Jako młody reżyser inscenizował on w Berlinie w Baracke przy Deutsches Theater sztuki angielskich brutalistów, ukazujące życie marginesu społecznego. Po objęciu dyrekcji artystycznej Schaubühne Ostermeier zwrócił się ku tematom wykształconych i zamożnych warstw stolicy, co przysporzyło mu wiele krytyki i traktowane było niekiedy jako zdradę ideałów. Za spektakle stworzone w owym czasie reżyser był dlatego ceniony bardziej za granicą, przede wszystkim we Francji i Włoszech, gdzie w jego inscenizacjach klasyków dostrzegano udane połączenie teatru tradycji i współczesności.
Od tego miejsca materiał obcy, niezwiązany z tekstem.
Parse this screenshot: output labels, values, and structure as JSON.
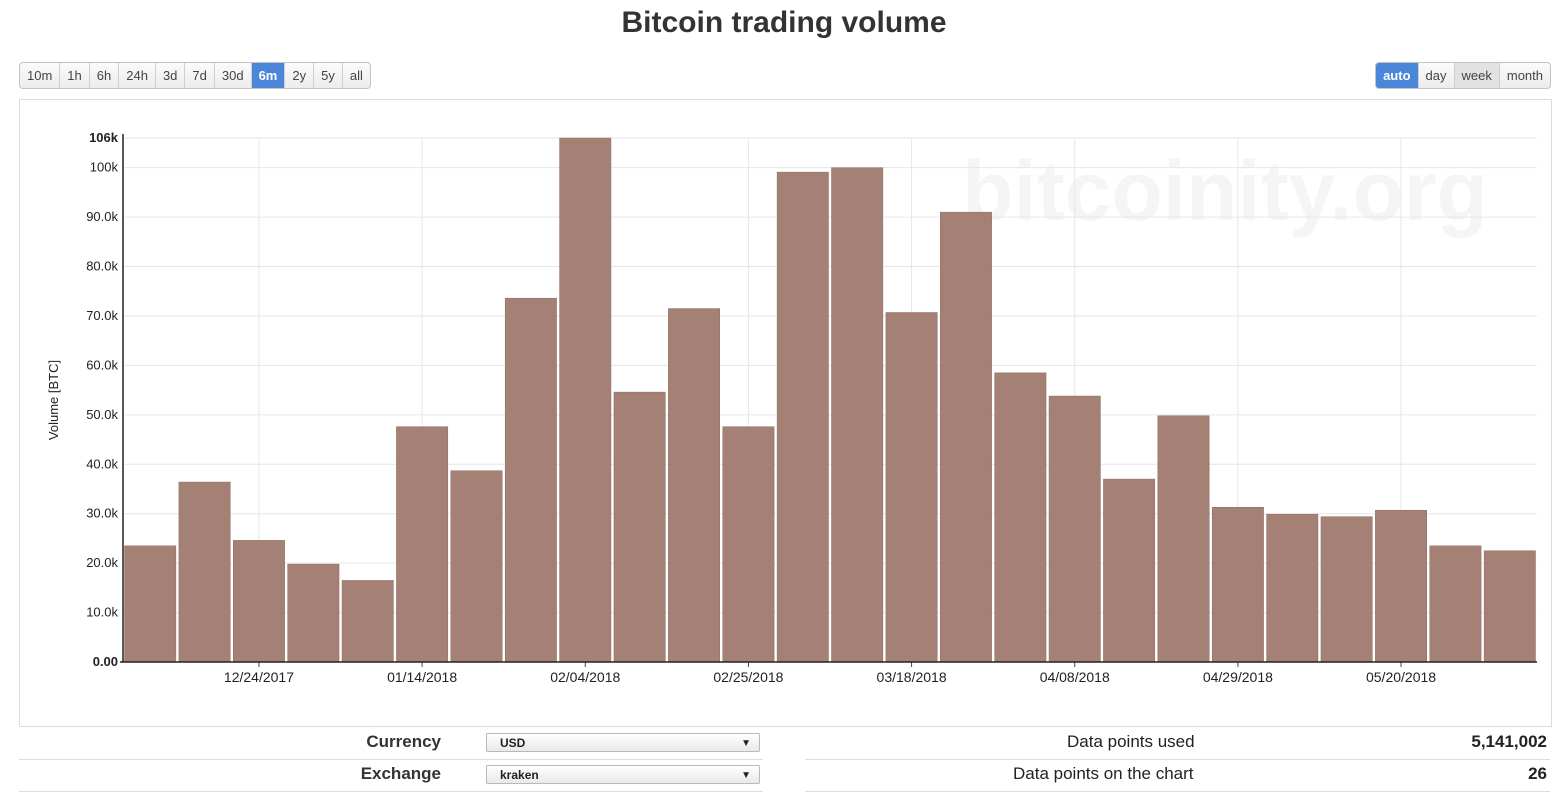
{
  "title": "Bitcoin trading volume",
  "range_buttons": [
    {
      "label": "10m",
      "active": false
    },
    {
      "label": "1h",
      "active": false
    },
    {
      "label": "6h",
      "active": false
    },
    {
      "label": "24h",
      "active": false
    },
    {
      "label": "3d",
      "active": false
    },
    {
      "label": "7d",
      "active": false
    },
    {
      "label": "30d",
      "active": false
    },
    {
      "label": "6m",
      "active": true
    },
    {
      "label": "2y",
      "active": false
    },
    {
      "label": "5y",
      "active": false
    },
    {
      "label": "all",
      "active": false
    }
  ],
  "period_buttons": [
    {
      "label": "auto",
      "active": true
    },
    {
      "label": "day",
      "active": false
    },
    {
      "label": "week",
      "active": false,
      "pressed": true
    },
    {
      "label": "month",
      "active": false
    }
  ],
  "colors": {
    "bar": "#a48075",
    "accent": "#4a87d8"
  },
  "chart_data": {
    "type": "bar",
    "title": "",
    "ylabel": "Volume [BTC]",
    "watermark": "bitcoinity.org",
    "ylim": [
      0,
      106000
    ],
    "yticks": [
      "0.00",
      "10.0k",
      "20.0k",
      "30.0k",
      "40.0k",
      "50.0k",
      "60.0k",
      "70.0k",
      "80.0k",
      "90.0k",
      "100k"
    ],
    "ymax_label": "106k",
    "x_tick_labels": [
      "12/24/2017",
      "01/14/2018",
      "02/04/2018",
      "02/25/2018",
      "03/18/2018",
      "04/08/2018",
      "04/29/2018",
      "05/20/2018"
    ],
    "x_tick_index": [
      2.5,
      5.5,
      8.5,
      11.5,
      14.5,
      17.5,
      20.5,
      23.5
    ],
    "values": [
      23500,
      36400,
      24600,
      19800,
      16500,
      47600,
      38700,
      73600,
      106000,
      54600,
      71500,
      47600,
      99100,
      100000,
      70700,
      91000,
      58500,
      53800,
      37000,
      49800,
      31300,
      29900,
      29400,
      30700,
      23500,
      22500
    ]
  },
  "controls": {
    "currency_label": "Currency",
    "currency_value": "USD",
    "exchange_label": "Exchange",
    "exchange_value": "kraken",
    "dropdown_arrow": "▼"
  },
  "stats": {
    "data_points_used_label": "Data points used",
    "data_points_used_value": "5,141,002",
    "data_points_chart_label": "Data points on the chart",
    "data_points_chart_value": "26"
  }
}
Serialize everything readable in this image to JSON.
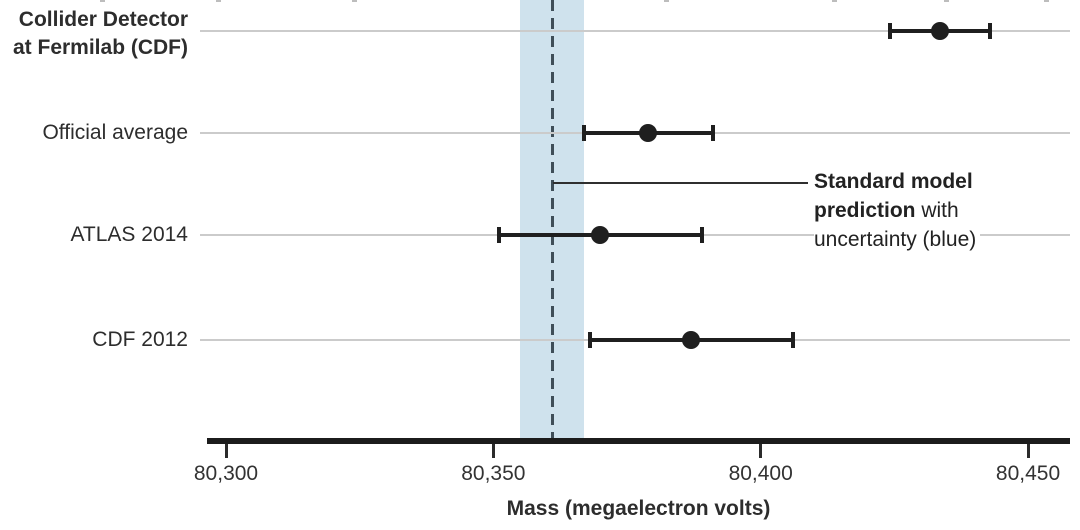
{
  "chart_data": {
    "type": "scatter",
    "subtype": "dot-and-whisker-comparison",
    "xlabel": "Mass (megaelectron volts)",
    "xlim": [
      80296,
      80458
    ],
    "x_ticks": [
      {
        "value": 80300,
        "label": "80,300"
      },
      {
        "value": 80350,
        "label": "80,350"
      },
      {
        "value": 80400,
        "label": "80,400"
      },
      {
        "value": 80450,
        "label": "80,450"
      }
    ],
    "grid": "horizontal-row-lines",
    "rows": [
      {
        "label": "Collider Detector at Fermilab (CDF)",
        "label_lines": [
          "Collider Detector",
          "at Fermilab (CDF)"
        ],
        "bold": true,
        "value": 80433.5,
        "error": 9.4
      },
      {
        "label": "Official average",
        "label_lines": [
          "Official average"
        ],
        "bold": false,
        "value": 80379,
        "error": 12
      },
      {
        "label": "ATLAS 2014",
        "label_lines": [
          "ATLAS 2014"
        ],
        "bold": false,
        "value": 80370,
        "error": 19
      },
      {
        "label": "CDF 2012",
        "label_lines": [
          "CDF 2012"
        ],
        "bold": false,
        "value": 80387,
        "error": 19
      }
    ],
    "sm_prediction": {
      "value": 80361,
      "band": [
        80355,
        80367
      ]
    },
    "annotation": {
      "line1_bold": "Standard model",
      "line2_bold": "prediction",
      "line2_rest": " with",
      "line3": "uncertainty (blue)"
    }
  },
  "colors": {
    "band": "#cfe2ed",
    "dashed_line": "#3f4e58",
    "marker": "#1f1f1f",
    "gridline": "#cbcbcb",
    "axis": "#1c1c1c",
    "text": "#2d2d2d"
  },
  "layout_artifacts": {
    "top_crop_marks_x": [
      100,
      216,
      352,
      664,
      832,
      944,
      1044
    ]
  }
}
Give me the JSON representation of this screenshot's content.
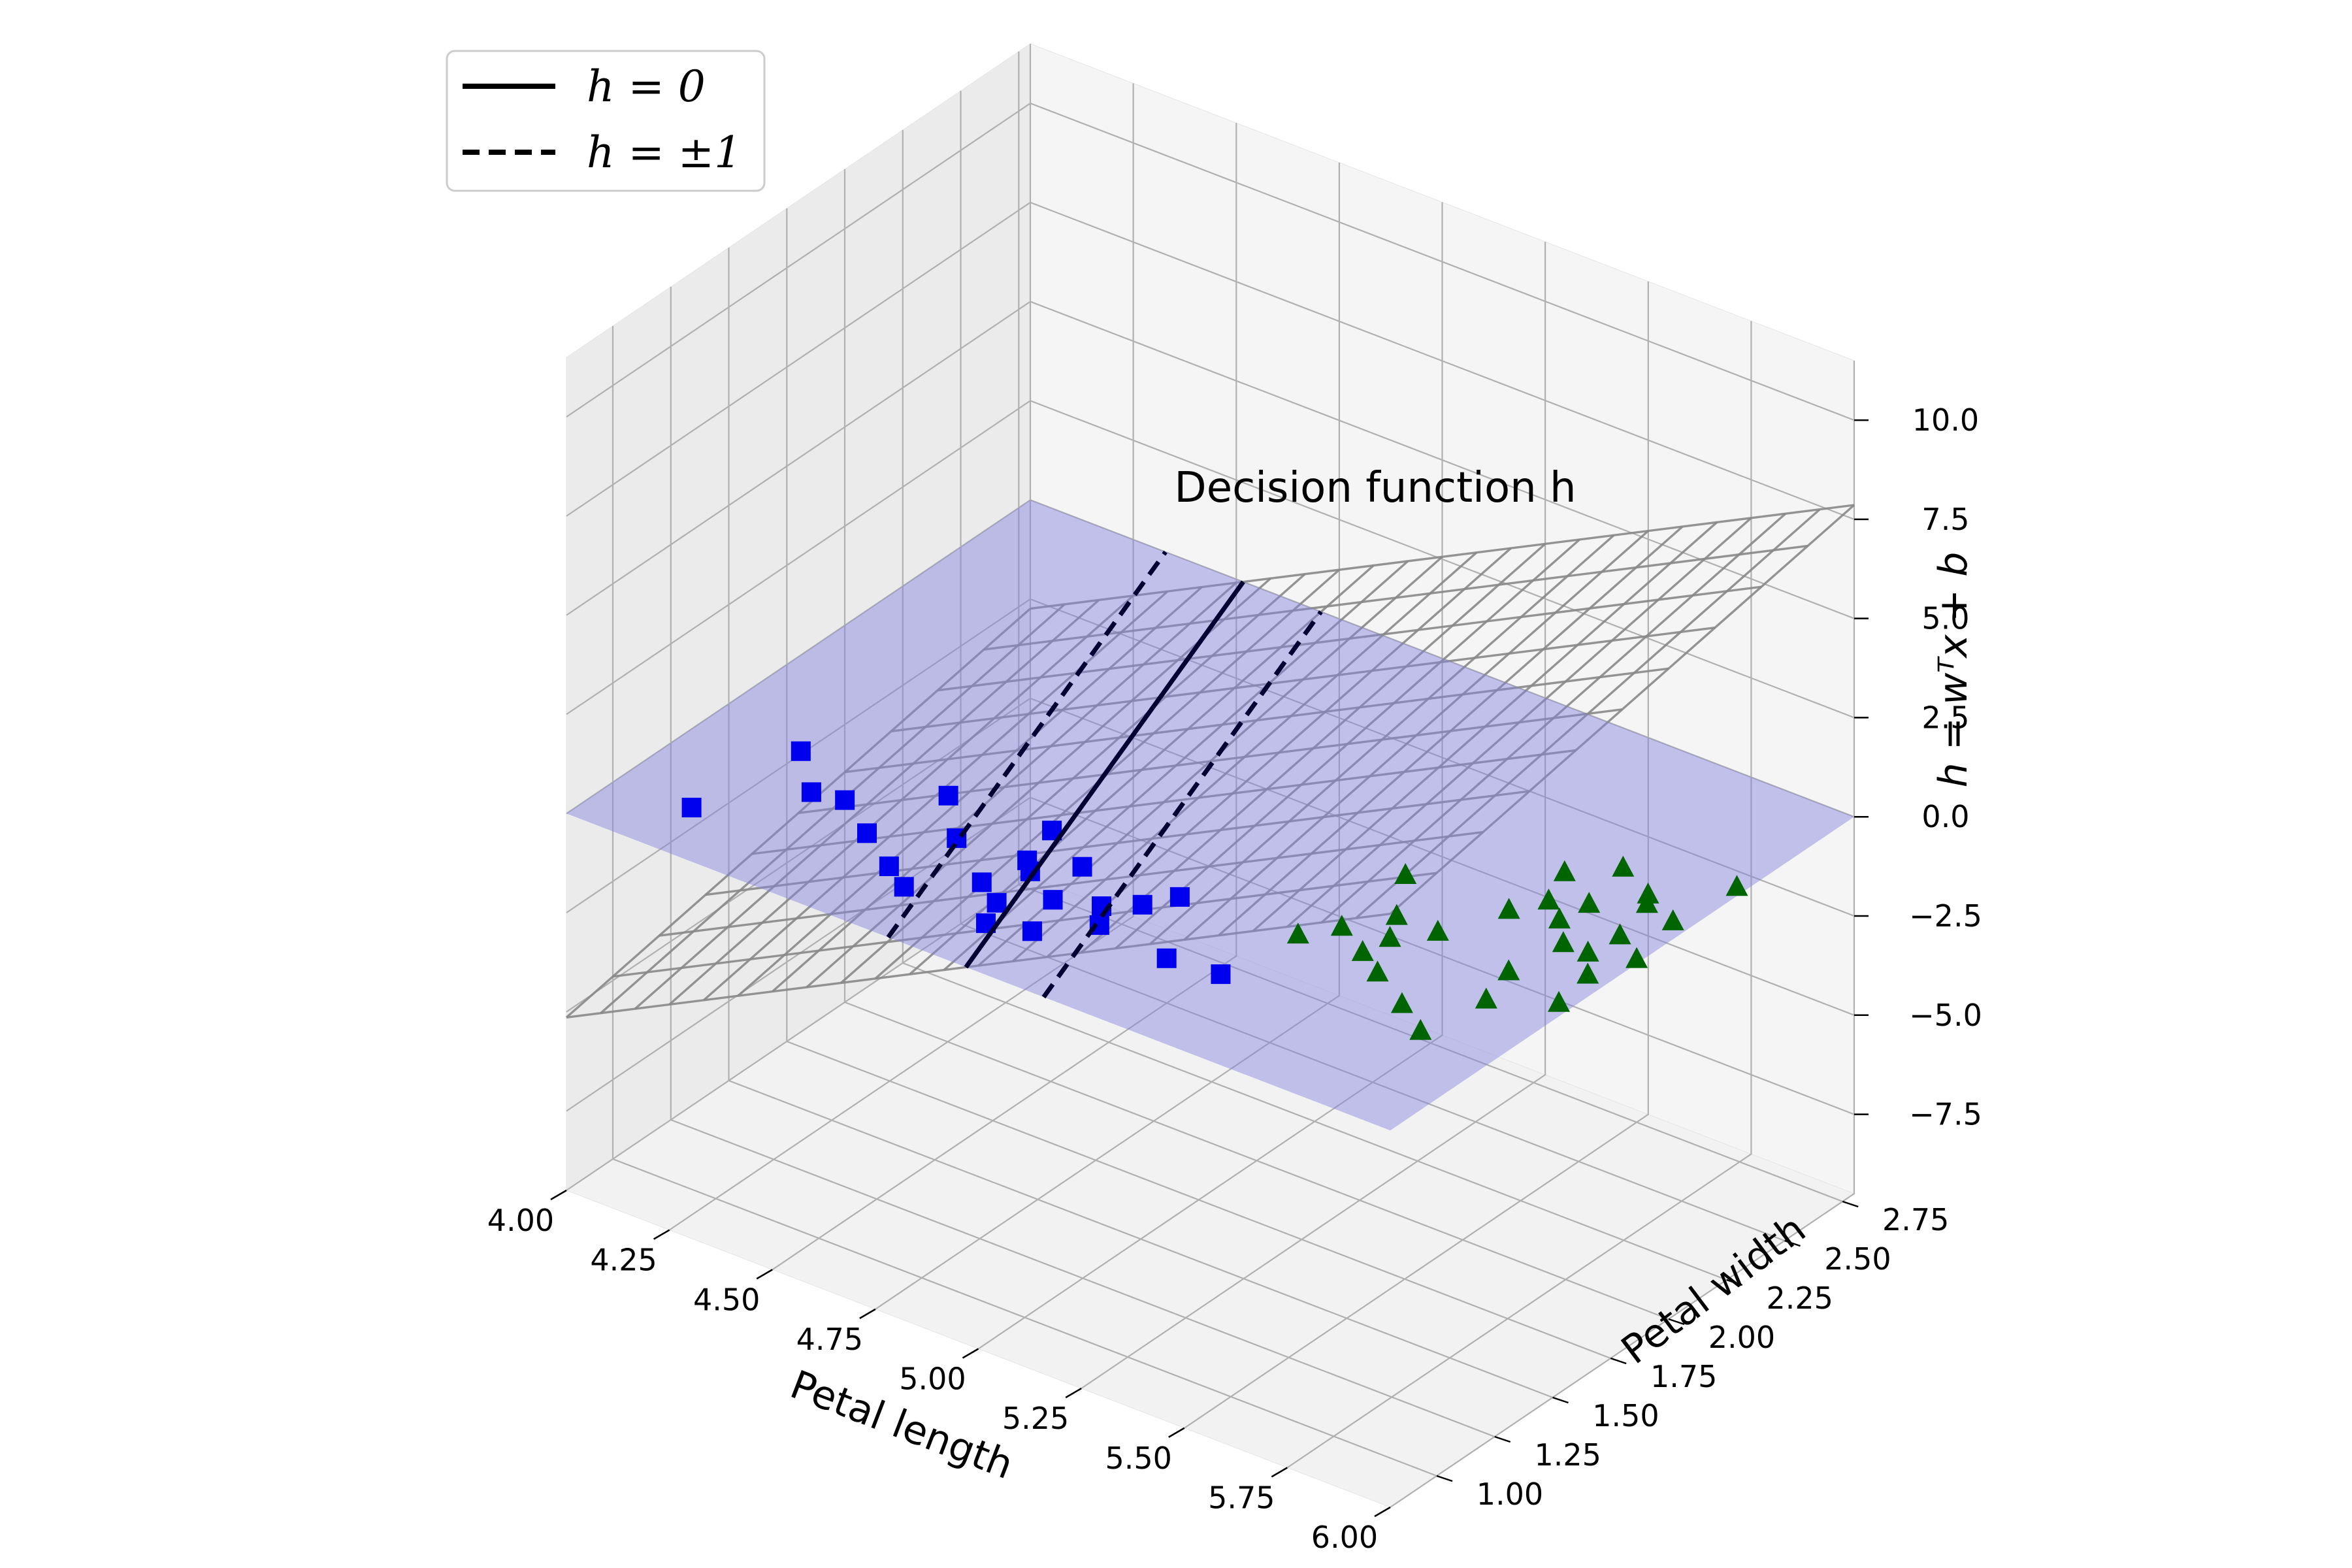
{
  "chart_data": {
    "type": "scatter",
    "projection": "3d",
    "title": "",
    "xlabel": "Petal length",
    "ylabel": "Petal width",
    "zlabel": "h = wᵀx + b",
    "xlim": [
      4.0,
      6.0
    ],
    "ylim": [
      0.8,
      2.8
    ],
    "zlim": [
      -9.5,
      11.5
    ],
    "xticks": [
      "4.00",
      "4.25",
      "4.50",
      "4.75",
      "5.00",
      "5.25",
      "5.50",
      "5.75",
      "6.00"
    ],
    "yticks": [
      "1.00",
      "1.25",
      "1.50",
      "1.75",
      "2.00",
      "2.25",
      "2.50",
      "2.75"
    ],
    "zticks": [
      "−7.5",
      "−5.0",
      "−2.5",
      "0.0",
      "2.5",
      "5.0",
      "7.5",
      "10.0"
    ],
    "grid": true,
    "annotation": "Decision function h",
    "legend": {
      "placement": "upper-left",
      "entries": [
        {
          "label": "h = 0",
          "style": "solid"
        },
        {
          "label": "h = ±1",
          "style": "dashed"
        }
      ]
    },
    "surface": {
      "type": "plane",
      "w": [
        5.3,
        1.2
      ],
      "b": -27.3,
      "wire_color": "#888888",
      "plane_z0_color": "#8080e0"
    },
    "lines": [
      {
        "name": "h = 0",
        "h": 0,
        "style": "solid",
        "color": "#000033"
      },
      {
        "name": "h = +1",
        "h": 1,
        "style": "dashed",
        "color": "#000033"
      },
      {
        "name": "h = -1",
        "h": -1,
        "style": "dashed",
        "color": "#000033"
      }
    ],
    "series": [
      {
        "name": "",
        "marker": "square",
        "color": "#0000ee",
        "points": [
          [
            4.22,
            1.42
          ],
          [
            4.4,
            1.29
          ],
          [
            4.55,
            1.47
          ],
          [
            4.18,
            1.02
          ],
          [
            4.51,
            1.19
          ],
          [
            4.33,
            1.27
          ],
          [
            4.62,
            1.09
          ],
          [
            4.66,
            1.31
          ],
          [
            4.79,
            1.49
          ],
          [
            4.82,
            1.33
          ],
          [
            4.87,
            1.11
          ],
          [
            4.69,
            1.03
          ],
          [
            4.85,
            1.29
          ],
          [
            4.92,
            1.39
          ],
          [
            4.8,
            1.17
          ],
          [
            4.95,
            1.21
          ],
          [
            4.99,
            1.05
          ],
          [
            5.04,
            1.26
          ],
          [
            5.08,
            1.18
          ],
          [
            5.1,
            1.33
          ],
          [
            5.26,
            1.15
          ],
          [
            5.14,
            1.42
          ],
          [
            4.9,
            1.01
          ],
          [
            5.38,
            1.17
          ]
        ]
      },
      {
        "name": "",
        "marker": "triangle",
        "color": "#006400",
        "points": [
          [
            5.44,
            1.86
          ],
          [
            5.56,
            1.58
          ],
          [
            5.62,
            1.68
          ],
          [
            5.68,
            1.88
          ],
          [
            5.55,
            1.48
          ],
          [
            5.72,
            1.98
          ],
          [
            5.82,
            1.63
          ],
          [
            5.79,
            2.03
          ],
          [
            5.85,
            1.48
          ],
          [
            5.88,
            2.12
          ],
          [
            5.46,
            1.55
          ],
          [
            5.52,
            1.68
          ],
          [
            5.73,
            1.33
          ],
          [
            5.84,
            1.83
          ],
          [
            5.97,
            1.58
          ],
          [
            5.96,
            2.09
          ],
          [
            5.98,
            2.33
          ],
          [
            5.9,
            1.83
          ],
          [
            5.62,
            1.42
          ],
          [
            5.76,
            2.23
          ],
          [
            5.82,
            1.25
          ],
          [
            5.95,
            1.74
          ],
          [
            5.86,
            2.16
          ],
          [
            5.99,
            1.88
          ],
          [
            5.78,
            1.92
          ],
          [
            5.41,
            1.45
          ],
          [
            5.91,
            1.95
          ],
          [
            5.68,
            2.12
          ]
        ]
      }
    ]
  }
}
W USA zwrócono większą uwagę na prace reżysera kiedy poszedł jeszcze o krok dalej „niszcząc” główne postaci klasyczne jak Hamlet czy Ryszard III, pozostawiając przy tym w spektaklu nadal solidną podstawę tekstów dramatycznych. Obecnie wydaje się, że Ostermeier powraca do teatru zaangażowanego i że znowu interesuje go teatr polityczny. Trzy spektakle ostatnich lat „Wróg ludu” (2012) Ibsena, „Profesor Bernhardi” (2016) Schnitzlera i „Rückkehr do Reims” kierują się w tę stronę. „Wróg ludu” wywołał wielki oddźwięk w krajach dążących (przed kilku laty) do zmiany jak Turcja, Rosja czy kraje Ameryki Łacińskiej, ale i Anglia i Nowy Jork. „Profesor Bernhardi” był ważnym głosem w Berlinie. „Rückkehr nach Reims”, w którym łączą się głosy Eribona, Hoss i Ostermeiera, podejmuje wezwanie francuskiego socjologa: grup nieuprzywilejowanych nie należy pozostawiać samym sobie, względnie jedynie politykom. Co się dzieje w przeciwnym razie – już wiemy.